A rebel starship under the command of Wilson Cole leads a rag tag rebel fleet against the Republic. The Republic itself is at war with the Teroni Federation: a non-human alliance that is worried about Mankind's rise. Hit and run strikes against the mighty Republic are but tiny pin pricks and Cole realises that he must strike at the Republic's heart…

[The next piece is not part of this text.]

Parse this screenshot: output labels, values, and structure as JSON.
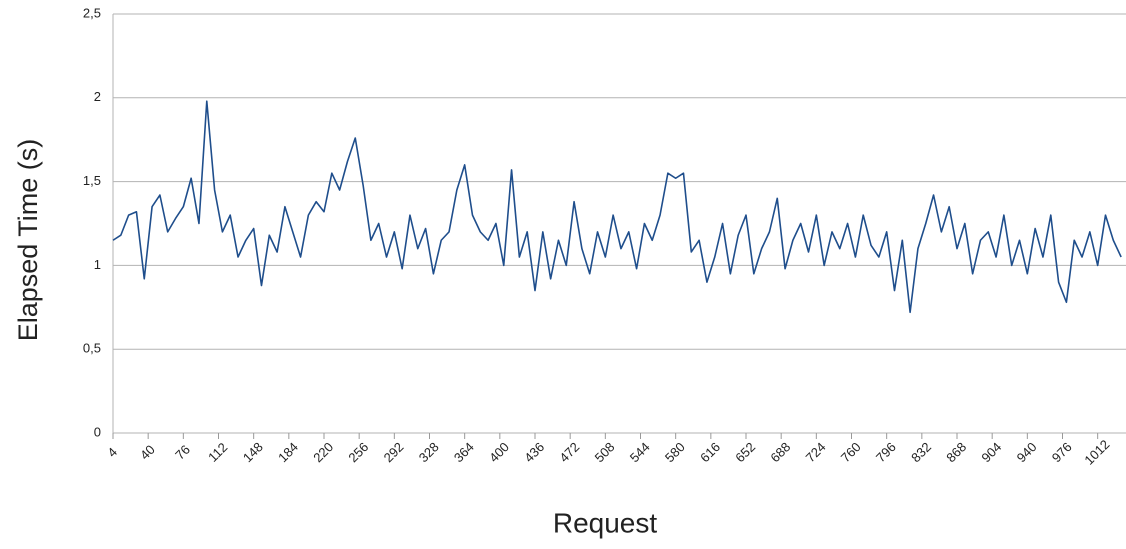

This is the fifth and final story in Resnick's 'Starship' series with previous titles including Starship: Mutiny and Starship: Mercenary. But the fact that this is but one of a series should not put you off. Resnick's undemanding, easy-to-read style, the straightforward plot and conventional use of SF tropes mean that it is not hard to dive in and enjoy the ride without having read the earlier titles. Of course having said that, if you enjoy light, gung-ho space opera that has echoes of Hornblower, then you will want to go back and get the earlier books in the series.

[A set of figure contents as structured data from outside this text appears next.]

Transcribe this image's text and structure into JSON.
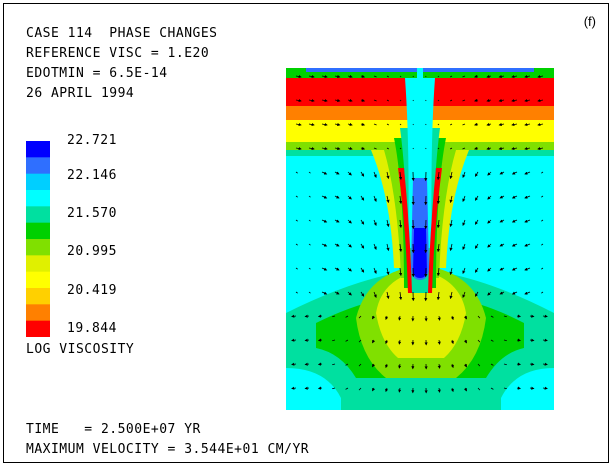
{
  "panel_label": "(f)",
  "header": {
    "line1": "CASE 114  PHASE CHANGES",
    "line2": "REFERENCE VISC = 1.E20",
    "line3": "EDOTMIN = 6.5E-14",
    "line4": "26 APRIL 1994"
  },
  "colorbar": {
    "title": "LOG VISCOSITY",
    "ticks": [
      "22.721",
      "22.146",
      "21.570",
      "20.995",
      "20.419",
      "19.844"
    ],
    "colors": [
      "#0000ff",
      "#2f6fff",
      "#00cfff",
      "#00ffff",
      "#00e0a0",
      "#00d000",
      "#80e000",
      "#e0f000",
      "#ffff00",
      "#ffd000",
      "#ff8000",
      "#ff0000"
    ]
  },
  "footer": {
    "time": "TIME   = 2.500E+07 YR",
    "max_velocity": "MAXIMUM VELOCITY = 3.544E+01 CM/YR"
  }
}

This book, though, has an additional treat for Resnick fans. Now you may (if you are over here in Europe or based elsewhere in the World outside of N. America) have only vaguely heard of Mike Resnick. Really avid Science Fiction Concatenation followers will know that elsewhere on this site Mike Resnick has a 'Futures' short story, 'A Better Mousetrap'. Avid SF fans who follow the Hugos that Mike Resnick has five Hugo wins for novelettes and short fiction. So though the man's profile is not as great outside of N. America as it is within it, he certainly has a following and much work under his belt: some 58 novels and over 200 short stories to date. Therefore what you may not appreciate is that though Starship: Flagship is obviously set in the same universe as its prequels, a good proportion of Resnick's fiction, both novels and short stories, have been set in this same 'Birthright' universe. The additional treat for Resnick fans at the end of Starship: Flagship is that there is a four-page timeline starting from the nineteenth century spanning nearly 22,000 years with the dates of where Resnick's 'Birthright' stories and novels indicated. For those who tread the science fact and science fiction border (as many do into Concatenation) there is also a short (again light weight) appendix on wormholes.   However what was surprising for me was a brief final appendix on 'ethics'. It transpires that despite being a light read, the 'Starship' series does have some more serious ethical considerations, though I leave it for you to decide whether the author leans more to Bush or more to Obama.